Lambeturah.co.id - Media sosial tengah dihebohkan dengan kisah pilu seorang wanita yang terpaksa merobohkan rumahnya sendiri. Langkah ekstrem ini diambil setelah sang suami meninggal dunia dan tidak tercapainya kesepakatan atau titik temu antara dirinya dengan pihak keluarga mertua.

Kisah yang menguras emosi netizen ini mendadak viral setelah diunggah oleh akun TikTok @mama.muda8977.

Dalam video yang beredar, tampak sebuah bangunan rumah yang sejatinya masih kokoh dan bagus, terpaksa dihancurkan menggunakan alat berat maupun tenaga manual. Dinding-dinding batako runtuh, dan atap rumah diturunkan hingga menjadi puing-puing.
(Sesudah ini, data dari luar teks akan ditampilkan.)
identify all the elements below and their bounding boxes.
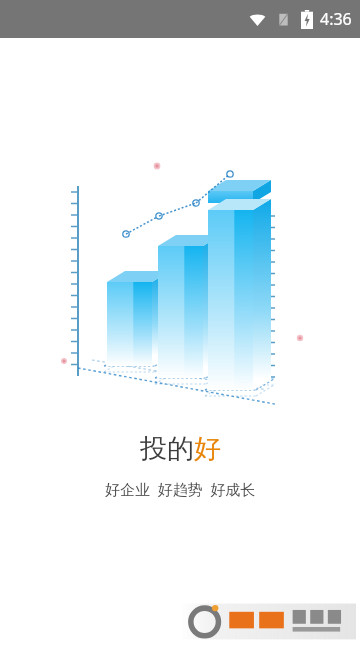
staticText: 4:36 xyxy=(320,8,352,30)
button[interactable]: 西西软件园 watermark xyxy=(180,598,356,644)
staticText: 好企业 好趋势 好成长 xyxy=(105,479,256,499)
staticText: 投的好 xyxy=(140,432,221,466)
Berdasarkan informasi yang dihimpun, wanita tersebut dan mendiang suaminya membangun rumah tersebut menggunakan uang hasil jerih payah bersama. Namun, rumah itu didirikan di atas lahan atau tanah milik orang tua suaminya (mertua).

Masalah pelik kemudian muncul ketika sang suami meninggal dunia. Ditambah lagi, pasangan suami istri ini diketahui belum dikaruniai momongan atau anak.

Secara hukum adat maupun hukum waris yang kerap terjadi di masyarakat, ketiadaan anak dan status tanah yang masih milik mertua sering kali memicu sengketa kepemilikan rumah. Istri yang ditinggal wafat suaminya berada di posisi yang sulit secara hukum properti, meskipun ia ikut membiayai pembangunan rumah tersebut.

Setelah melalui proses musyawarah yang buntu dan tidak menemukan titik temu atau jalan keluar yang adil bagi kedua belah pihak, sang istri akhirnya mengambil keputusan drastis. Ia memilih untuk merobohkan seluruh bangunan rumah yang pernah ia tinggali bersama mendiang suaminya tersebut.

Langkah ini diduga diambil agar rumah hasil keringatnya bersama sang suami tidak dikuasai secara sepihak atau menjadi bahan perebutan di kemudian hari. Lebih baik hancur menjadi puing daripada meninggalkan konflik yang berkepanjangan.

Unggahan video ini pun langsung dibanjiri komentar dari netizen. Banyak yang merasa bersimpati dengan nasib sang istri, namun tidak sedikit pula yang memetik pelajaran berharga dari kejadian ini terkait pentingnya kejelasan status aset dalam rumah tangga.

"Pelajaran mahal buat kita semua, kalau mau bangun rumah mending ngontrak atau beli tanah sendiri dulu, jangan bangun di atas tanah mertua atau orang tua sekalipun kalau belum balik nama," tulis salah seorang netizen.

"Nyesek banget lihatnya, tapi mungkin itu jalan terbaik bagi istrinya daripada batinnya tersiksa terus melihat rumah itu dikuasai orang lain," timpal netizen lainnya.

Hingga saat ini, video pembongkaran rumah tersebut masih terus menuai simpati dan memicu diskusi hangat di berbagai platform media sosial mengenai hukum waris dan kepemilikan aset keluarga.